Cos'è cambiato del vostro modo di vivere? «Sono trentacinque anni che vivo in questa città e non mi era mai capitato di sentirmi così osservato come in questi ultimi tre mesi. I nostri fratelli ce lo dicono: ci raccontano delle loro paure psicologiche, dei timori nella vita di tutti i giorni, delle abitudini che hanno dovuto cambiare. Anche a me è capitato di sentirmi gridare per strada di essere un terrorista. Sappiamo che in America ci sono state delle aggressioni contro alcune moschee, come qualche settimana fa a Huston.

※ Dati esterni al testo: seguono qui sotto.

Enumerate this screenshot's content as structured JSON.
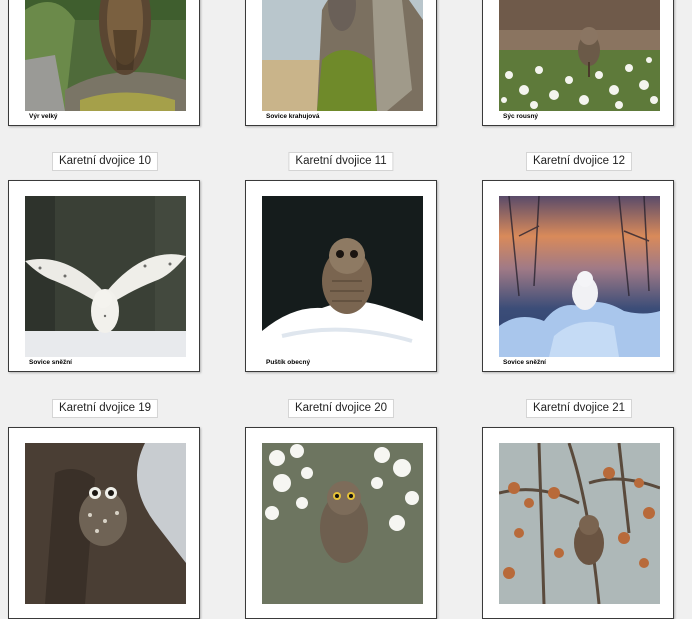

Tutto ciò dimostra che niente può essere più come prima. Oggi i nostri luoghi di culto sono sorvegliati dalla polizia, segno che qualcosa può ancora accadere. Le carceri di NY sono stracolme di persone arrestate a scopo cautelativo. La stragrande maggioranza di questi sono fratelli mussulmani che incontro ogni giorno in cella». Siamo a pochi passi dal fatidico "Ground Zero". Come vede oggi la ripercussione che la vicenda ha avuto nel popolo pakistano e afghano? «Il concetto democratico di questo Paese è tale che, se noi pakistani fossimo stati in India e ci avessero accusato di essere dei terroristi, ci avrebbero già sterminati tutti. E' pur vero che la mia terra, il Pakistan, avrebbe fatto bene a starsene fuori dal conflitto che è in corso. Non trovo giusto che per colpa di 16 terroristi, stiano pagando migliaia di persone innocenti».
«Non è comprensibile - prosegue l'Imam - come la potente FBI americana non sapesse di quanto qui sarebbe accaduto. Basterebbe un loro deciso intervento per debellare il terrorismo e far finire la guerra. Ma questo nessuno lo vuole e la guerra deve continuare... L'America, farebbe bene a rivedere molte sue colpe, primo fra tutti il conflitto palestinese. Non sono l'unico a dire che in fondo sono gli israeliani a controllare gli americani e non viceversa. Nel mondo ci sono troppe ingiustizie che alimentano il terrorismo. Coloro che fanno del male devono essere puniti. Però, nella stessa maniera debbono essere tutelati gli indifesi e gli innocenti. Odio chiama odio, violenza chiamerà altra violenza».
Il suo futuro allora come sarà? «In America, intende? Beh, probabilmente il tempo sanerà le ferite e questo paese ama troppo la libertà per non essere in grado di superare questo momento. Io ormai sono vecchio, ma credo che me ne tornerò presto nel mio paese. Per me il futuro potrebbe essere incerto... Spero solo che il popolo americano - conclude Shuja Chughtai - capisca che l'Islam è pace, saggezza, rispetto. Ma per capire questo, servirà ancora molto tempo per tutti».